Im Angesicht der Krise scheint die Kompromissbereitschaft zu wachsen. Man sei nicht generell gegen eine Privatisierung, sagt Gourgori. "Aber unser Vorbild ist das Hamburger Modell." Auch in der Hansestadt hatten die Arbeiter gegen eine geplante Privatisierung des Hafenbetreibers HHLA Chart zeigen protestiert, auch hier wurde mit Bummelstreiks gedroht. Am Ende einigte man sich auf einen Börsengang, bei dem die Mehrheit der Anteile in der Hand der Stadt blieb.

In Thessaloniki soll der Staat ebenfalls die Kontrolle behalten, versichert Hafenmanager Papaioannou. Auch könnte der Hafen laut seinen Angaben ohne große Mehrkosten bis zu 120 neue Arbeiter anheuern. Denn so würden Überstunden vermieden, die den Arbeitern derzeit mit ordentlichen Zuschlägen entgolten werden. Doch es gibt ein Problem: Die Sparvorgaben der internationalen Geldgeber für Griechenland verbieten derzeit jegliche Neueinstellungen in Staatsbetrieben.

Der lange Arm der Parteien

Allein mit Hürden aus Brüssel lassen sich die geringen Fortschritte in Thessaloniki aber ebenso wenig erklären wie mit der schlechten Marktlage oder rebellischen Arbeitnehmern. Vielmehr zeigt sich ein in Griechenland weitverbreitetes Phänomen - der lange Arm der Parteien.

So war der Chef der Hafenbehörde, Stelios Aggeloudis, bis vor kurzem als Wahlkampfmanager von Ex-Finanzminister Venizelos beurlaubt. Nun, nachdem Venizelos' Sozialisten Juniorpartner der neuen Regierung sind, ist Aggeloudis auf seinen Posten zurückgekehrt.

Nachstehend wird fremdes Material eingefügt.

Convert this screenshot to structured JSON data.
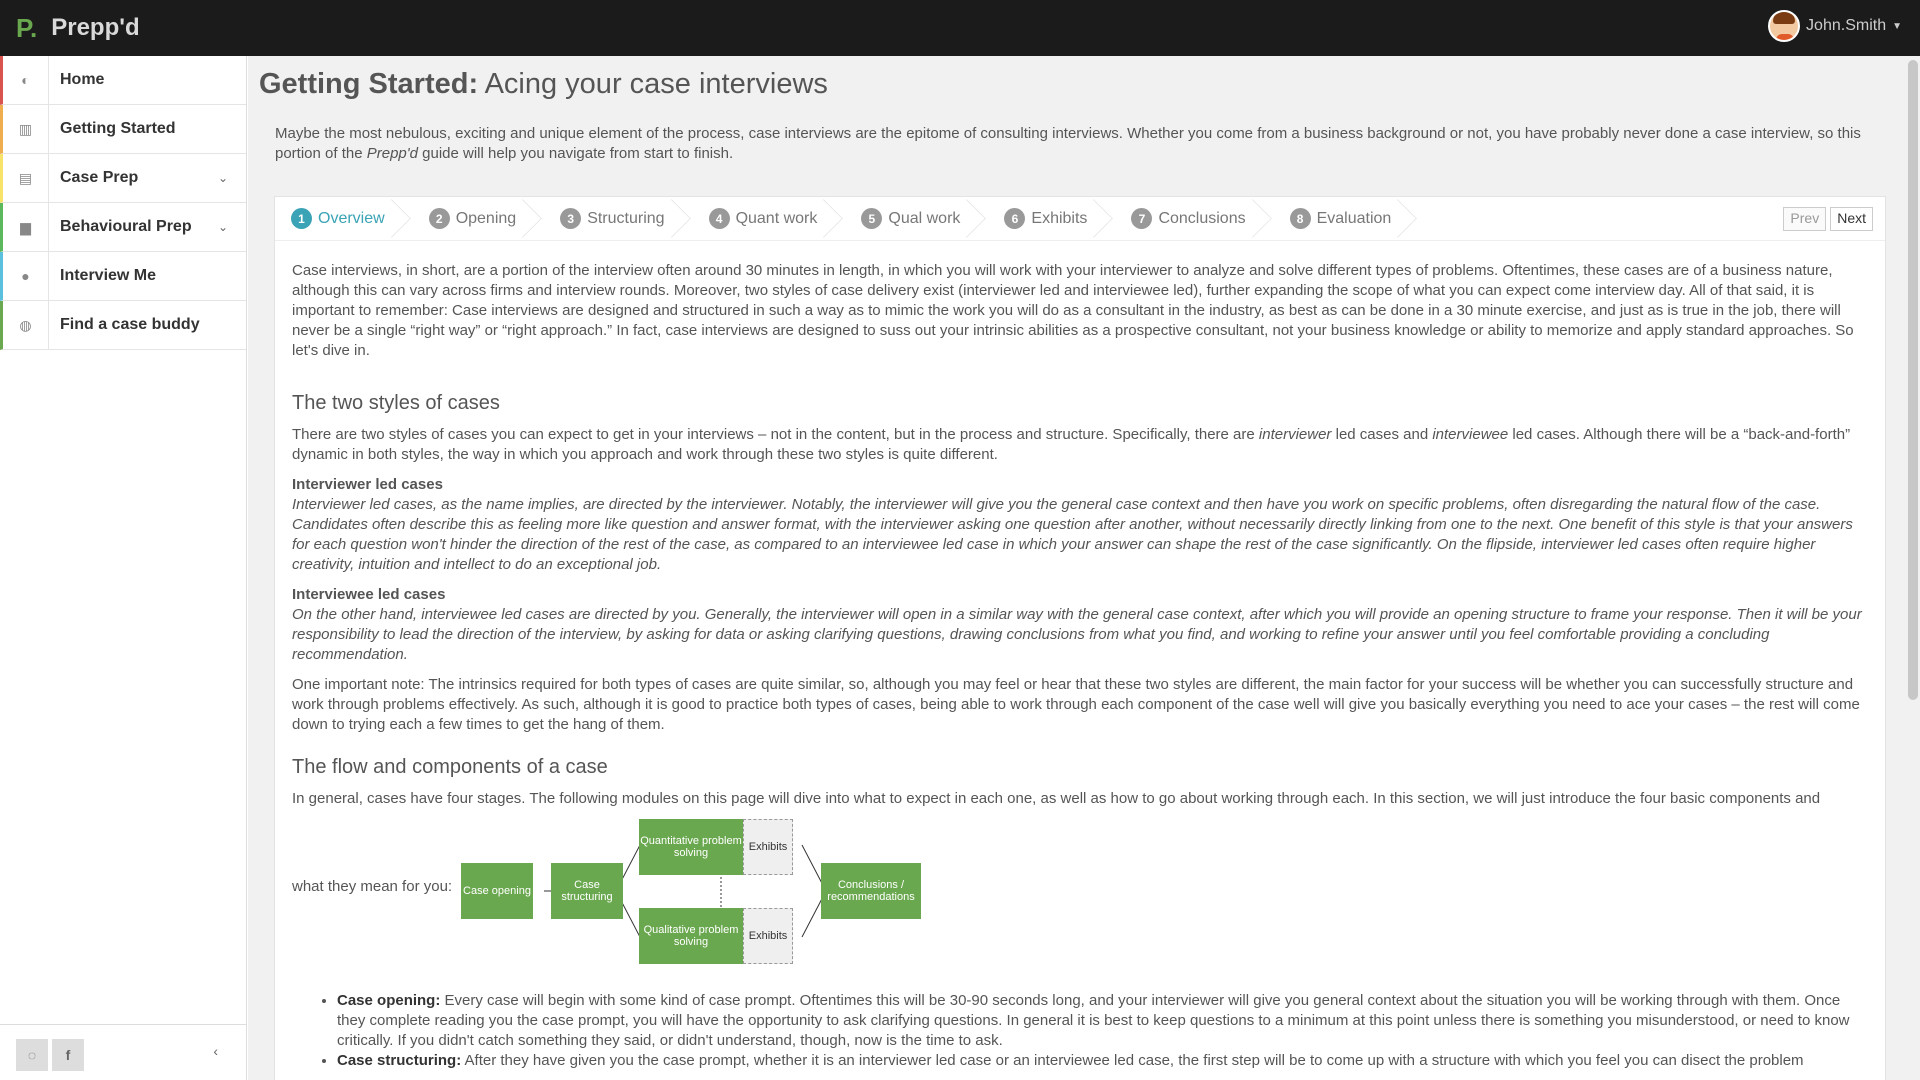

Dass so viel Nähe zwischen Politik und Wirtschaft wenig hilfreich ist, zeigt sich am staatlichen Privatisierungsfonds. Dessen Ex-Chef Mitropoulos soll unmittelbar nach der ersten Parlamentswahl in diesem Jahr versucht haben, weitere Privatisierungen voranzutreiben. Dabei wurde er jedoch von Vertretern konservativer Parteien im Verwaltungsrat ausgebremst. Unterstützt wurden die Reformbremser von Verwaltungsratschef Koukiadis, einem Arbeitsrechtsprofessor und ehemaligen Arbeitsminister der Sozialisten. Angeblich fürchtete Koukiadis die Reaktion der Gewerkschaften, falls vor der Neuwahl neue Privatisierungen beschlossen würden.

War Koukiadis schlicht der falsche Mann für den Posten? "Vielleicht wäre jemand mit mehr Bereitschaft, die Probleme und Schwierigkeiten von Privatisierungen anzugehen, besser geeignet", sagte er SPIEGEL ONLINE. Er räumte auch ein, die Geschäfte des Fonds seien seit Mai "zum Stillstand gekommen". Zuvor habe der Privatisierungsfonds aber Pionierarbeit bei der Erstellung des Portfolios geleistet. "Zum ersten Mal weiß der Staat, was er besitzt."

Eine ziemlich kümmerliche Bilanz angesichts des vollmundigen 50-Milliarden-Versprechens. Nun müssen die neuen Chefs der Privatisierungsbehörde beweisen, dass sie unabhängiger handeln als ihre Vorgänger. Doch das dürfte schwer werden. Der konservative Premierminister Antonis Samaras will die Privatisierungen nämlich zur Chefsache machen - offenbar mit Hilfe einer neuen Behörde, die den Privatisierungsfonds entmachten würde und direkt dem Premier untersteht.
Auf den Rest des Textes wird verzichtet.